Neil died last month. Tributes from friends and colleagues appeared in The Newsletter and the Belfast Telegraph. Neil had been a leading Northern Irish lawyer who fought for justice, human rights, and the environment, and had made a difference in all these fields. He kept going right to the end.

After his death I realised that Neil left me a gift, in the form of a review of The Corncrake’s Welcome which he wrote earlier this year. He thought that it needed polishing, and wanted to discuss it with me, but we were not given the opportunity to do so. Here it is, unedited, and sorry I am to lose an old/new/good friend and a valued reader.

Review of The Corncrake’s Welcome  – William D Hanna, Troubador Publishing Limited, Market Harborough

William Hanna was  a son of Windsor Presbyterian Church Manse on the Lisburn Road in Belfast, becoming, in a diplomatic career,  an ambassador of the European Union. The Corncrake’s Welcome is his engaging memoir of his and his family’s  life and times in the Belfast of the 1960s and 1970s.  

First of all, William Hanna marries very well elements of  his family history. He was able to persuade his father, Rev William Hanna, to write reminiscences of his childhood in Loughgiel, County Antrim. Rev Mr Hanna records a deep love for the County Antrim countryside, evoking the call of the corncrakes, then common enough in the fields around Loughgiel. The community there was ‘mixed’ between Protestant and Catholic and Rev Mr Hanna developed a lasting friendship with a fellow cleric – who became Cardinal Cathal B Daly and who introduced Rev Mr Hanna to Pope John Paul II on the famous papal visit to Ireland in September 1979.

William Hanna records well how both Rev Mr Hanna and Cardinal Daly were, throughout their years of service in their respective churches, true men of peace in  the long weary decades of sectarian violence that afflicted Northern Ireland (and the island of Ireland and Britain generally). But there is much else of interest in the reminiscences of Rev Mr Hanna: including his origins in the covenanting tradition of the Reformed Presbyterian Church – a tradition that perhaps may be novel to many protestants.
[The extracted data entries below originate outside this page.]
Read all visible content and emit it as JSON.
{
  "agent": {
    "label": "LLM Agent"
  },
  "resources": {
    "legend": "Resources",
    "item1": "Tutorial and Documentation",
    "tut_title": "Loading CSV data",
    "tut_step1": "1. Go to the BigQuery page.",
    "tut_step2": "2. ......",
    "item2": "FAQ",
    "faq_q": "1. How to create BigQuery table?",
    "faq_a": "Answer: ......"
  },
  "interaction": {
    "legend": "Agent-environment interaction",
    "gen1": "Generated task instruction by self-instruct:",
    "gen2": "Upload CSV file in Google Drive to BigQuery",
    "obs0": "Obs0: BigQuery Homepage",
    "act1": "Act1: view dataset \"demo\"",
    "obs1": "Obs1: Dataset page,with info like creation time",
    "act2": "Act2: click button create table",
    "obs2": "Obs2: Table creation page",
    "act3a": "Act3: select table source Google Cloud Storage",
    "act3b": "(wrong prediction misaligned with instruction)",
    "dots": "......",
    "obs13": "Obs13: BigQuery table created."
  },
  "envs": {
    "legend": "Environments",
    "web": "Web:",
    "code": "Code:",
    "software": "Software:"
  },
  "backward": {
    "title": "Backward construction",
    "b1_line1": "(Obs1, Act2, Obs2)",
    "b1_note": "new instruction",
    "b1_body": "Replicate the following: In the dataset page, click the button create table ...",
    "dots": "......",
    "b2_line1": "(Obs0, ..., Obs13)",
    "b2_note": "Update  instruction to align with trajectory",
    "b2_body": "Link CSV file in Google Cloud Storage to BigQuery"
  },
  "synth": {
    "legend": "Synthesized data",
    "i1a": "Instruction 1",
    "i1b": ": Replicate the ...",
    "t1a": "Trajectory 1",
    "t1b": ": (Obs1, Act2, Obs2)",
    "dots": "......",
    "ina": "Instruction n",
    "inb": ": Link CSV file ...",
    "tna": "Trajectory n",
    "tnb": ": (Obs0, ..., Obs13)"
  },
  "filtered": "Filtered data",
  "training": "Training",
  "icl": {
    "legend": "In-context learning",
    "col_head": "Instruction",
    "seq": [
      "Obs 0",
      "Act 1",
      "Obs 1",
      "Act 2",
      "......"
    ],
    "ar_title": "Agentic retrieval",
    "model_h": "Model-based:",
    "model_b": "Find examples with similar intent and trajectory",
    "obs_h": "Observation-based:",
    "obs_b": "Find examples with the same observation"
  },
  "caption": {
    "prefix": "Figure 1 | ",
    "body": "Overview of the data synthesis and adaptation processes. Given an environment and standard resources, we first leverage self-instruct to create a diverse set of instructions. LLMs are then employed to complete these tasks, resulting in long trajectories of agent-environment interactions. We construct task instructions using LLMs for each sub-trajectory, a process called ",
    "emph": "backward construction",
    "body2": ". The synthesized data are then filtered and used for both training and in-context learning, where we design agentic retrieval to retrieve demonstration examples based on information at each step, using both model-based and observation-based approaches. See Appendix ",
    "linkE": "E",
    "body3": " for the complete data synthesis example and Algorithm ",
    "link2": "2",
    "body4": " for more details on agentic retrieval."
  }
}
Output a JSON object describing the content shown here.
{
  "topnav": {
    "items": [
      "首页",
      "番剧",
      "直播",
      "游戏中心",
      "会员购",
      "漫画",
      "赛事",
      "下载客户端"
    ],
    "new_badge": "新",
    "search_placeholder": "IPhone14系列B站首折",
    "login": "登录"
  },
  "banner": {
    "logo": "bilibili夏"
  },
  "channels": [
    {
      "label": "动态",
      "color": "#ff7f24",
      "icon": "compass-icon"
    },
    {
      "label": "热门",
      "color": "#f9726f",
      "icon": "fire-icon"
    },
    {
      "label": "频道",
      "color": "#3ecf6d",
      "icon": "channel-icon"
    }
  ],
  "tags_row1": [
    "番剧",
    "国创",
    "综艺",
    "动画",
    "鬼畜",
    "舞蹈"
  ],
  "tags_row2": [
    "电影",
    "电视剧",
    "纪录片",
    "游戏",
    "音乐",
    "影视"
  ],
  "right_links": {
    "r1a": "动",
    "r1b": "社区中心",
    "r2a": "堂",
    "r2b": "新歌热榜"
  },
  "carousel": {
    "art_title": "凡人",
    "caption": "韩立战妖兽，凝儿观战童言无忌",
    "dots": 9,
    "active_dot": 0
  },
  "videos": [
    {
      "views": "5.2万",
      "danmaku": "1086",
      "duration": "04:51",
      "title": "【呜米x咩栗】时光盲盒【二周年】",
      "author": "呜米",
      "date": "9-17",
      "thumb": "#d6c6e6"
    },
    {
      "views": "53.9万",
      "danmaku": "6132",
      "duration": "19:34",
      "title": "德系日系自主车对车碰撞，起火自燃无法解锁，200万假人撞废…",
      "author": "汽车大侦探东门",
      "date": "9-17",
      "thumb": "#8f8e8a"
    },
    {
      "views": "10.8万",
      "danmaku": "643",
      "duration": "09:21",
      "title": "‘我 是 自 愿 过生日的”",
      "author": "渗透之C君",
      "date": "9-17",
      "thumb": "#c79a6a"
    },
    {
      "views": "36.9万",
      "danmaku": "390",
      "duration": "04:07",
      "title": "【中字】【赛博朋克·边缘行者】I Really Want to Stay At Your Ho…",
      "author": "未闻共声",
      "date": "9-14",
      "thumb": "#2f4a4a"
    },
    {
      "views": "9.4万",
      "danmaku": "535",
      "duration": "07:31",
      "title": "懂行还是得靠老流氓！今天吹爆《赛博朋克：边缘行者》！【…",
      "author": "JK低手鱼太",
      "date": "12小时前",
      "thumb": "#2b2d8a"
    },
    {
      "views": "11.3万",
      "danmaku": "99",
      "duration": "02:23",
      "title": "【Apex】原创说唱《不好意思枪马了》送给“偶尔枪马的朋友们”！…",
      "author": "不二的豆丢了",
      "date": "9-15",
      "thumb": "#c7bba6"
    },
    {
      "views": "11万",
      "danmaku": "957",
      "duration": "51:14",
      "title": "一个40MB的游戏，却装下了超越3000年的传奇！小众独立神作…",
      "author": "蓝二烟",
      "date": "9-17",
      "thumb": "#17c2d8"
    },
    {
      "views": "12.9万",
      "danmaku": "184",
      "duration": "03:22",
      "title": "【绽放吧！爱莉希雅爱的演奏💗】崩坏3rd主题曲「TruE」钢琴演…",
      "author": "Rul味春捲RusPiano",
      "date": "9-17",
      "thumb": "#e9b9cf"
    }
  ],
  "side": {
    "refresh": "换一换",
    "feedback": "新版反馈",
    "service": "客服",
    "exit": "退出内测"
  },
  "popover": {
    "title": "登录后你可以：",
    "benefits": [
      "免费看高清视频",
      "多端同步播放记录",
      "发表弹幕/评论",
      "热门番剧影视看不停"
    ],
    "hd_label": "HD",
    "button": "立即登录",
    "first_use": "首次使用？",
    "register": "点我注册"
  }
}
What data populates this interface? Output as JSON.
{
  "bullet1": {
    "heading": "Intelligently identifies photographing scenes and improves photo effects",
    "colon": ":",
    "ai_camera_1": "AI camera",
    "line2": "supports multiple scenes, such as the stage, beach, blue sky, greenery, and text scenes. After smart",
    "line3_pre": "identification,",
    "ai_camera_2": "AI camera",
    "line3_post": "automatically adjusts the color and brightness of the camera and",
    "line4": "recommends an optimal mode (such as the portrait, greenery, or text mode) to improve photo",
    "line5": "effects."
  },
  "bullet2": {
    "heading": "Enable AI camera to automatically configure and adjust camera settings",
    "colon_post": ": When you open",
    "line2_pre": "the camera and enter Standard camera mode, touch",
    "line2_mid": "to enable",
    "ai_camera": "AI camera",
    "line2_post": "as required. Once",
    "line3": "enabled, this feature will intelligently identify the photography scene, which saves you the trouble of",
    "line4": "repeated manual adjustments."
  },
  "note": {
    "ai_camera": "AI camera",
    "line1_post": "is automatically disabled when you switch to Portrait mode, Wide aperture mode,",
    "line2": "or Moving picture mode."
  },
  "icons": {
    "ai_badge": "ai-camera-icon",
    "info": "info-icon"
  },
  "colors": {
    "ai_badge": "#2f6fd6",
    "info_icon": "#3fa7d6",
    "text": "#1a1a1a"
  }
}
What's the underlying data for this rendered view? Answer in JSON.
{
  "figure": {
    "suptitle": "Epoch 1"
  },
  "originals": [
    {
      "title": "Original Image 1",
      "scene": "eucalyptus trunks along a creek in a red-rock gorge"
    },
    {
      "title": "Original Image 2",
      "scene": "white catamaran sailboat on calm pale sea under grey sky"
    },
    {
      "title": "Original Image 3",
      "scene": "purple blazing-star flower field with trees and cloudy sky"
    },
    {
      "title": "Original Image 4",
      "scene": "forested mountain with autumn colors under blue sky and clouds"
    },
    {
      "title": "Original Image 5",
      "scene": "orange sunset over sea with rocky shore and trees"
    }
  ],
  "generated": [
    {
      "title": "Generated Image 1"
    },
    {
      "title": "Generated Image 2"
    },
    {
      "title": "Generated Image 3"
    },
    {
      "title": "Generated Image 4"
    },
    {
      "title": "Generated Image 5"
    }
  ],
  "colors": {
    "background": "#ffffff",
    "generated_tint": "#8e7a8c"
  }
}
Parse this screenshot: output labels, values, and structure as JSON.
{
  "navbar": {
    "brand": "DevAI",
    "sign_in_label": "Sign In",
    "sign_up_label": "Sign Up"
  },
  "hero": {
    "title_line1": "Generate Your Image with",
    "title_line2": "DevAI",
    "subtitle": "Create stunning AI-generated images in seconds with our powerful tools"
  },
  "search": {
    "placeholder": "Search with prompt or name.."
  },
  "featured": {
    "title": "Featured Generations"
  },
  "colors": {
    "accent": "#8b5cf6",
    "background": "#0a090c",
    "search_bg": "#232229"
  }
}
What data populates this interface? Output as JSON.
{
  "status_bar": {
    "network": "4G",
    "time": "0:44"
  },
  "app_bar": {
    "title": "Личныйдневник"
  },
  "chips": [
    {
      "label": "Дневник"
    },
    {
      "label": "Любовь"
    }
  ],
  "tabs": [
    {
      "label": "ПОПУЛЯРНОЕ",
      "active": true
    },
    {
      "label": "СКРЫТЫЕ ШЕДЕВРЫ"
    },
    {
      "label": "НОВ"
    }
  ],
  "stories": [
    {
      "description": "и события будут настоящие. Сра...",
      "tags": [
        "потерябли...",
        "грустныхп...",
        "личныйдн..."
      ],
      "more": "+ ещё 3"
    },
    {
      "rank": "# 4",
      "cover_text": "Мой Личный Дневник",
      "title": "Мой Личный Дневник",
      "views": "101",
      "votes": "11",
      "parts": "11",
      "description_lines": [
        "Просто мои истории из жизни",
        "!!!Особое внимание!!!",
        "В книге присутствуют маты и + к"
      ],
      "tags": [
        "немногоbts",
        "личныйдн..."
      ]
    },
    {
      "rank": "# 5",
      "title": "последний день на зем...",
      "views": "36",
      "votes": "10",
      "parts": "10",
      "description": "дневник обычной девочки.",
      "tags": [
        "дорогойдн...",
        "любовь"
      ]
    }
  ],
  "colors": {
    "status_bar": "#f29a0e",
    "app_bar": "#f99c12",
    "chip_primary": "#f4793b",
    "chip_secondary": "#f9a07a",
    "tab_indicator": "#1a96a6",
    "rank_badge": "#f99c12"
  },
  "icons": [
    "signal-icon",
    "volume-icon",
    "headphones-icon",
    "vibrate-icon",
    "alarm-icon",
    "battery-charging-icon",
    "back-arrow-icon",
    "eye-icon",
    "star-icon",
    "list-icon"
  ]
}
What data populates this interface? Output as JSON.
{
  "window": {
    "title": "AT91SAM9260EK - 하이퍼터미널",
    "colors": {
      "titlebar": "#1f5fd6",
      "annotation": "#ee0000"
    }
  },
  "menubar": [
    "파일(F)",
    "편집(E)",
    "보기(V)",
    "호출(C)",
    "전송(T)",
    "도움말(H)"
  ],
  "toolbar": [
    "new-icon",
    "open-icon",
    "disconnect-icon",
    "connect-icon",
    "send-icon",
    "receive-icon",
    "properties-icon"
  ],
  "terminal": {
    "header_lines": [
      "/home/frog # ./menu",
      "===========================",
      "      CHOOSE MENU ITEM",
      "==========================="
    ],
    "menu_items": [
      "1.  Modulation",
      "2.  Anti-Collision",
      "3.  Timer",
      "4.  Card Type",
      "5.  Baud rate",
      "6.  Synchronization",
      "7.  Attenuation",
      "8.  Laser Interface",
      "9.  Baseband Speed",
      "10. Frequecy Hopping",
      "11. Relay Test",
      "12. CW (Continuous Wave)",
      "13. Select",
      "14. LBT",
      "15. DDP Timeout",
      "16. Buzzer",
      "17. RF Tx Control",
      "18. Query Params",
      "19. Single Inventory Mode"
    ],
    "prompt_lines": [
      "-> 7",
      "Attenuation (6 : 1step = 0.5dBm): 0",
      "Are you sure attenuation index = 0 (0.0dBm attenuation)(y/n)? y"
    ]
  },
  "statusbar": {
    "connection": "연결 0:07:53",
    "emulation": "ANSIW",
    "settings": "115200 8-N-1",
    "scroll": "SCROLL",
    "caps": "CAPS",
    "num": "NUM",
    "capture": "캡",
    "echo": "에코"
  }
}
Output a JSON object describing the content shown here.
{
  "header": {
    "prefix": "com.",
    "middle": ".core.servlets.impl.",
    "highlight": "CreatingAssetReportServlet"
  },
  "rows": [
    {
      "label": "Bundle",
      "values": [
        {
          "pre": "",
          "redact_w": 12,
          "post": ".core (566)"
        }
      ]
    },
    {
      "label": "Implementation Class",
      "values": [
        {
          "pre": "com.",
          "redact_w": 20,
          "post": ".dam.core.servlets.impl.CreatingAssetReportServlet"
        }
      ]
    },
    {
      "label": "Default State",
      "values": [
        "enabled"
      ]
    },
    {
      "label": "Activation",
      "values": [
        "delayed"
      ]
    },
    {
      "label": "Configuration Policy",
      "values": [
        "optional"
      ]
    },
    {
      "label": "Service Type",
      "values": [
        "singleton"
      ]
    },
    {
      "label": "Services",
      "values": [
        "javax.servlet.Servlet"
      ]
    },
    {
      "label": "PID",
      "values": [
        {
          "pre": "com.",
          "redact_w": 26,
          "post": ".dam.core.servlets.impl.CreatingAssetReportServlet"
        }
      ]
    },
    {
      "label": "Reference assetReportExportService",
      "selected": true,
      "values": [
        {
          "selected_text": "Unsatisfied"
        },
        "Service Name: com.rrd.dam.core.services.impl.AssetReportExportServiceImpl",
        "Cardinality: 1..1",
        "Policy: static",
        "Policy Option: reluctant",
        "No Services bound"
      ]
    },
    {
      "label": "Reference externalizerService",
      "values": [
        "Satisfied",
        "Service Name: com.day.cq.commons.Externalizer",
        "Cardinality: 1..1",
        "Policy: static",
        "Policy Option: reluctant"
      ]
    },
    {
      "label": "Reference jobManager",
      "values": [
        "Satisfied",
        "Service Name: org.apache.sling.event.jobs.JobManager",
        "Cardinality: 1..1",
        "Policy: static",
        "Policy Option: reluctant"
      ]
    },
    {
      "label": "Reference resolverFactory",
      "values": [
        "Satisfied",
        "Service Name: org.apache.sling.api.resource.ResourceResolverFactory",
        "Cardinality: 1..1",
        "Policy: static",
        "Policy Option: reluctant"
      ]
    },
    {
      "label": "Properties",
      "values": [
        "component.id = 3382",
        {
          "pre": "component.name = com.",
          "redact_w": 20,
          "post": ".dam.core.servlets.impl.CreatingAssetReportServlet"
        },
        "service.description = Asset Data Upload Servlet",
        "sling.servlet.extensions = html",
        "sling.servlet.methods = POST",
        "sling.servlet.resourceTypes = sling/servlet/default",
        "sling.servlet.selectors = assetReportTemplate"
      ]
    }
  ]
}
But William Hanna by no means forgets his mother, Honor Hanna. He includes very interesting extracts of 1942 from her World War 2 diary, when as Honor Boyd, she was a nurse in Belfast. As well as recounting the travails of that life and times she records the deep trauma of the loss on active service in Burma of her brother Jack. Truly, as William Hanna writes, 1942 was a fateful year for the family.

The second half of the book is then the  personal story of William Hanna (both growing up in Belfast  & at the start of his career in the Irish Diplomatic Service in Dublin).

Now, the ‘Windsor’ area of South Belfast was by no means immune from the sectarian violence  which intensified across Northern Ireland in the 1960s and 1970s, even though, of course, many other areas suffered far worse. William Hanna  recounts episodes where his father as presbyterian minister stood firm against sectarianism and for peace.

Just one example of this.  Not in any way an incidental point, but William Hanna records a  dreadful sectarian murder at Moore & Oliver’s garage then on the Lisburn Road and almost opposite the presbyterian church. Surely, Rev Mr Hanna was a genuine peacemaker being able to bring not just some comfort to the bereaved family and also, as William Hanna was told,  years later at his father’s  funeral, how in calling on and praying with the bereaved family Rev Mr Hanna had  ‘taken the hate away’. Truly an act of enduring grace.

In summary, there is so much in the book that captures the best of Irish Presbyterianism that it should be appreciated by all those who are presbyterian adherents and also by those who value the contribution that Presbyterianism has made and can make on the island of Ireland and wider afield.